Bullfighting: A Tradition of Tragedy
Each year, thousands of bulls die in bullfights, an inaccurate term for events in which there is very little competition between a nimble, sword-wielding matador (Spanish for “killer”) and a confused, maimed, psychologically tormented, and physically debilitated animal.1 According to one matador, some of the top performers may “ask breeders to deliberately select placid bulls …. It’s the only way to sustain your energy for the duration of the season.”2
Ritualistic Slaughter
Most bullfights are divided into three parts. First, a bull is forced into the arena and taunted by a matador with a cape.3 The bull is then approached by picadors (men on horses), who drive lances into the bull’s back and neck muscles, impairing the bull’s ability to lift his head. They twist and gouge the lances to ensure a significant amount of blood loss.4 Then come the banderilleros on foot, who proceed to distract and dart around the bull while stabbing the animal with brightly colored darts called banderillas.5 After blood loss has weakened the bull, the banderilleros run the bull in more circles until he becomes dizzy and stops chasing. In the final act, the matador appears. After using his cape and sword (the faena) to provoke a few exhausted charges from the dying animal, the matador tries to deliver the death blow, or estocada, with his sword.6 If he misses, succeeding only in further mutilation, an executioner is called in to stab the exhausted animal to death. If the crowd is happy with the matador, the bull’s ears and tail or a hoof may be cut off and presented as a gift.7
A few minutes later, another bull enters the arena and the sadistic cycle starts again.
Opposition to Bullfighting
Pope St. Pius V decreed that “spectacles” such as bullfights are “removed from Christian piety and charity.” He wished that “these cruel and base spectacles of the devil and not of man” be abolished and he forbade attendance at them under penalty of excommunication.8
Catalonia abolished bullfighting in 2010, and while Spain’s Constitutional Court overturned the Catalan ban in 2016, bullfighting has not returned to the region.9 According to a 2016 Ipsos MORI survey, only 19 percent of Spaniards support bullfighting.10 In Mexico, the states of Quintana Roo, Sonora, Guerrero and Coahuila have banned bullfighting, and Mexico City banned it “indefinitely” in 2022.11,12 Colombia has also passed a nationwide bullfighting ban.13
What You Can Do
If you are planning to visit a country that permits bullfighting, please tell your travel agent that you are opposed to cruelty to animals in any form and that you do not want tickets to bullfights included in any tour packages. Before vacationing abroad, you can write to the country’s ambassador and ask whether rituals involving animal slaughter are among the country’s tourist attractions. Make it clear that you want no part in such activities, and never be afraid to talk about the cruelty of bullfighting.

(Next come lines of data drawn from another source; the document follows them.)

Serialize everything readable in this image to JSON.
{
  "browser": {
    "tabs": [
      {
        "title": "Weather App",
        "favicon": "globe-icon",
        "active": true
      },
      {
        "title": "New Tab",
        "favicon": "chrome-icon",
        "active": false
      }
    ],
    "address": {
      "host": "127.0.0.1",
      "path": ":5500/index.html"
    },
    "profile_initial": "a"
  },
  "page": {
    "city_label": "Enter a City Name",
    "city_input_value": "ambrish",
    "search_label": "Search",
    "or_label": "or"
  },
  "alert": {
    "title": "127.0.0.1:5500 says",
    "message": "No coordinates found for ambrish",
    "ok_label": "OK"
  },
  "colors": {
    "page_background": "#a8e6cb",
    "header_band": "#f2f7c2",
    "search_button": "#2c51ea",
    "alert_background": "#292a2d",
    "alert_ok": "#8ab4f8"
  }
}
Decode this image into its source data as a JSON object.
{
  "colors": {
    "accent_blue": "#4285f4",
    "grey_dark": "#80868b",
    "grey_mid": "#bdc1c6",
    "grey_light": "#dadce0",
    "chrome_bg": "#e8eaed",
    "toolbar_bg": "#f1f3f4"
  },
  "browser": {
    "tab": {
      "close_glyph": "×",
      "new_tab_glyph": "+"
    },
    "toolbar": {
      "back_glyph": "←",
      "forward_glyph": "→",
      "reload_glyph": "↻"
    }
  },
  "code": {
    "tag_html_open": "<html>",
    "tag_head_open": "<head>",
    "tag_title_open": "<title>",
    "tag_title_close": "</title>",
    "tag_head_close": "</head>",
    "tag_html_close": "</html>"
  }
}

Please write to the Spanish, Mexican, and French embassies and explain that as long as this cruel blood sport continues, you will never visit these countries.
Embassy of Spain
2375 Pennsylvania Ave. N.W.
Washington, DC 20037
[email protected]
Embassy of Mexico
1911 Pennsylvania Ave.
Washington, DC 20006
[email protected]
Embassy of France
4101 Reservoir Rd. N.W.
Washington, DC 20007
[email protected]
References
1Craig Fitzpatrick, “The Business of Bullfighting: A Spanish Moneymaker Or Drain on Taxpayers?” NewsTalk.com 11 Apr. 2016.
2Leslie Crawford, “Life and Death in a Cloak and Dagger World,” Financial Times 30 Jul. 2005.

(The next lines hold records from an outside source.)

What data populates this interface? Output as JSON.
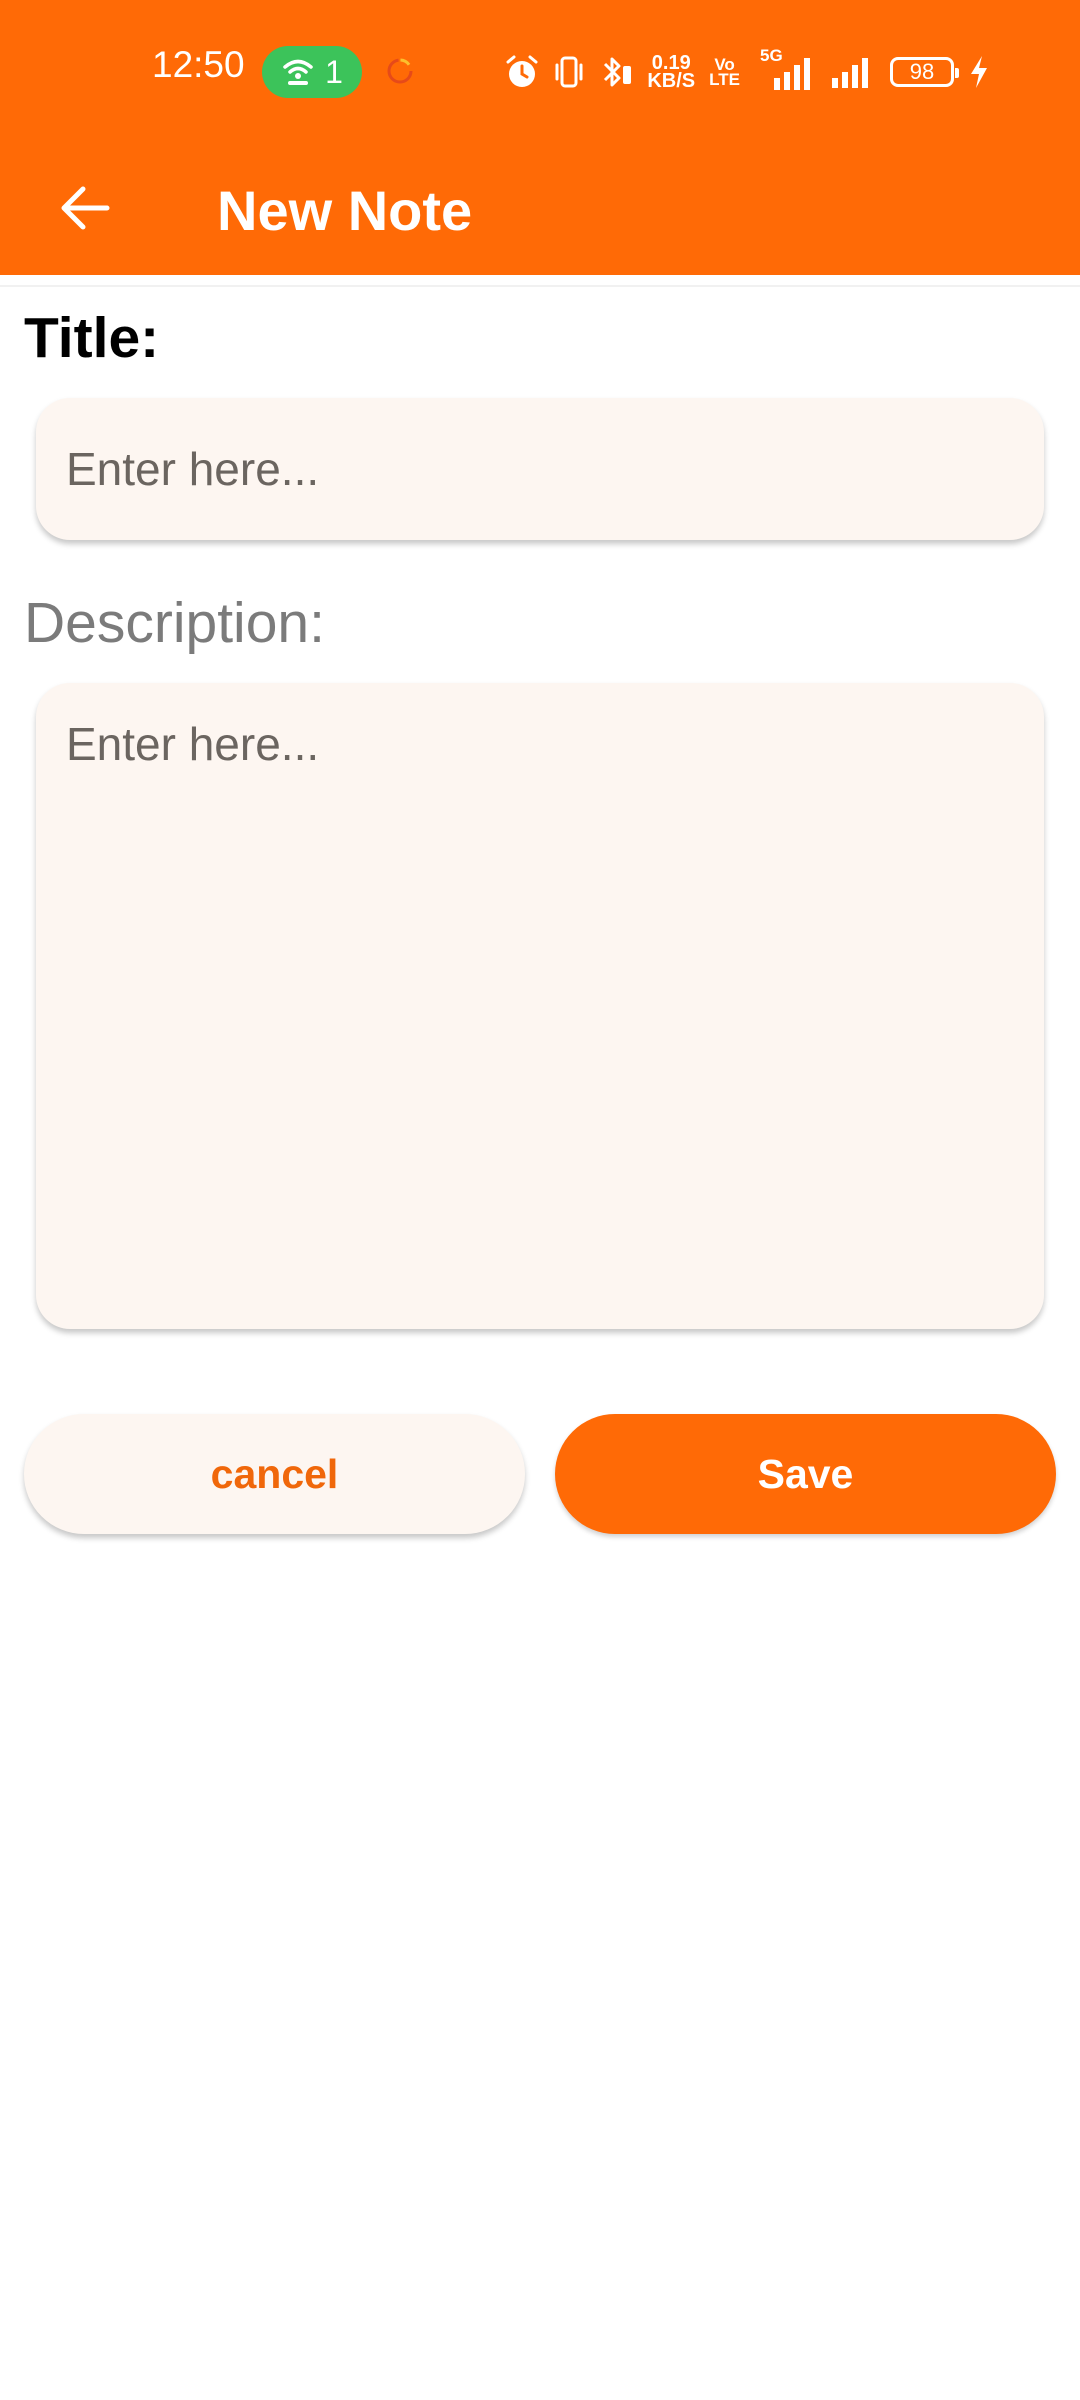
{
  "status_bar": {
    "time": "12:50",
    "hotspot_count": "1",
    "net_speed_value": "0.19",
    "net_speed_unit": "KB/S",
    "volte_top": "Vo",
    "volte_bottom": "LTE",
    "network_type": "5G",
    "battery": "98",
    "icons": [
      "hotspot-icon",
      "loading-icon",
      "alarm-icon",
      "vibrate-icon",
      "bluetooth-icon",
      "signal-icon",
      "charging-icon"
    ]
  },
  "app_bar": {
    "back_icon": "arrow-left-icon",
    "title": "New Note"
  },
  "form": {
    "title_label": "Title:",
    "title_placeholder": "Enter here...",
    "title_value": "",
    "description_label": "Description:",
    "description_placeholder": "Enter here...",
    "description_value": ""
  },
  "actions": {
    "cancel_label": "cancel",
    "save_label": "Save"
  },
  "colors": {
    "accent": "#ff6a06",
    "field_background": "#fdf6f1",
    "hotspot_badge": "#3cc35a"
  }
}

3Darwin Porter and Danforth Prince, Frommer’s Spain 2010 (Hoboken: Wiley, 2009) 26–7.
4 Laurence Lowe, “The Justin Bieber of Bullfighting,” GQ Apr. 2011.
5Porter and Prince.
6Todd Venezia and Ginger Adams Otis, “Matador Gets Spain and Suffering,” New York Post 22 May 2010.
7Porter and Prince.
8Pope Pius V, Bullarum Romanorum Pontificum, Vol. 4, 2nd Part, 1567, 402–4.

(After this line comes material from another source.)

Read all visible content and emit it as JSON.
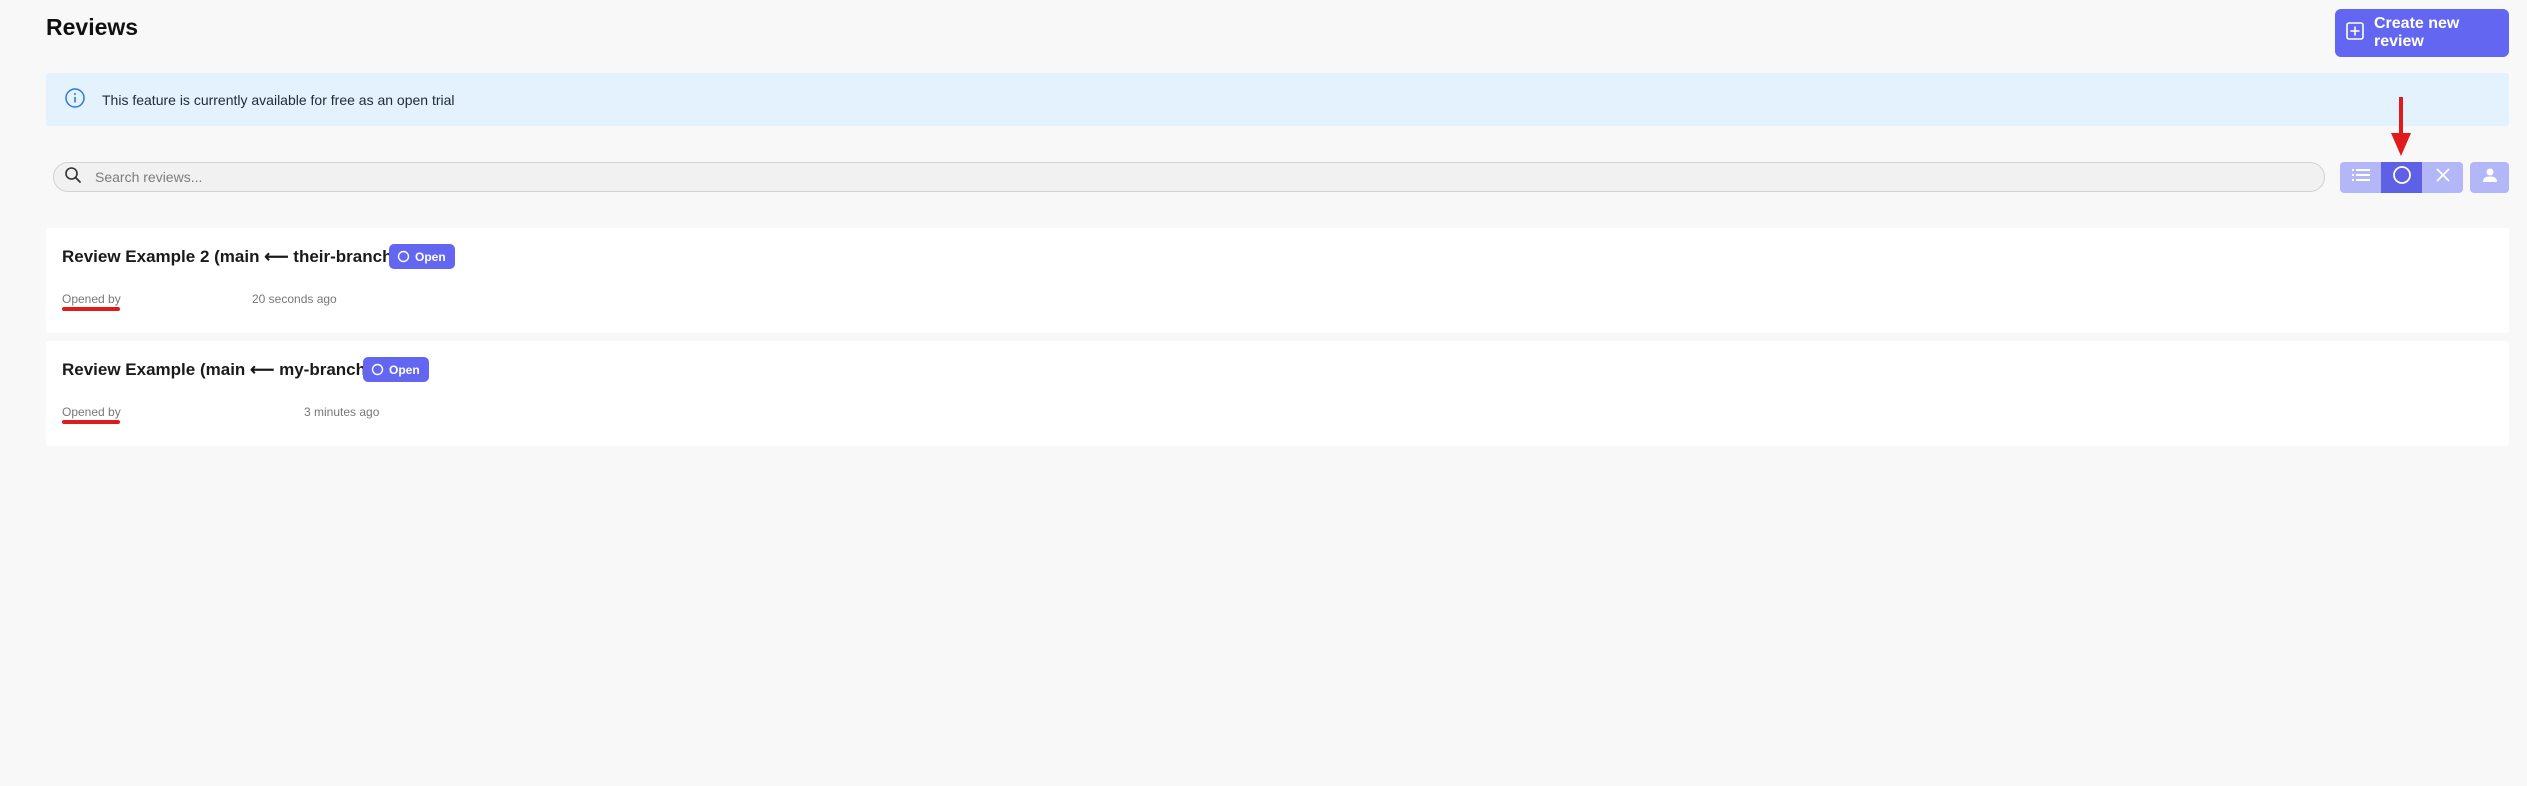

9Jonathan Montero et al., “‘Correbous’ – The Survivors of the Catalan Ban on Bullfighting,” El Pais 14 Jan. 2019.
10“Bullfighting in Spain,” Ipsos MORI 21 Jan. 2016.
11“Quintana Roo Prohibits Bullfights, Cockfights, Sets Rules for Owning Pets,” Mexico News Daily 20 Jun. 2019.
12“Mexico City Ban on Bullfighting Extended Indefinitely,” Associated Press 10 June 2022.
13“Colombian Congress votes to ban bullfighting,” BBC News 29 May 2024.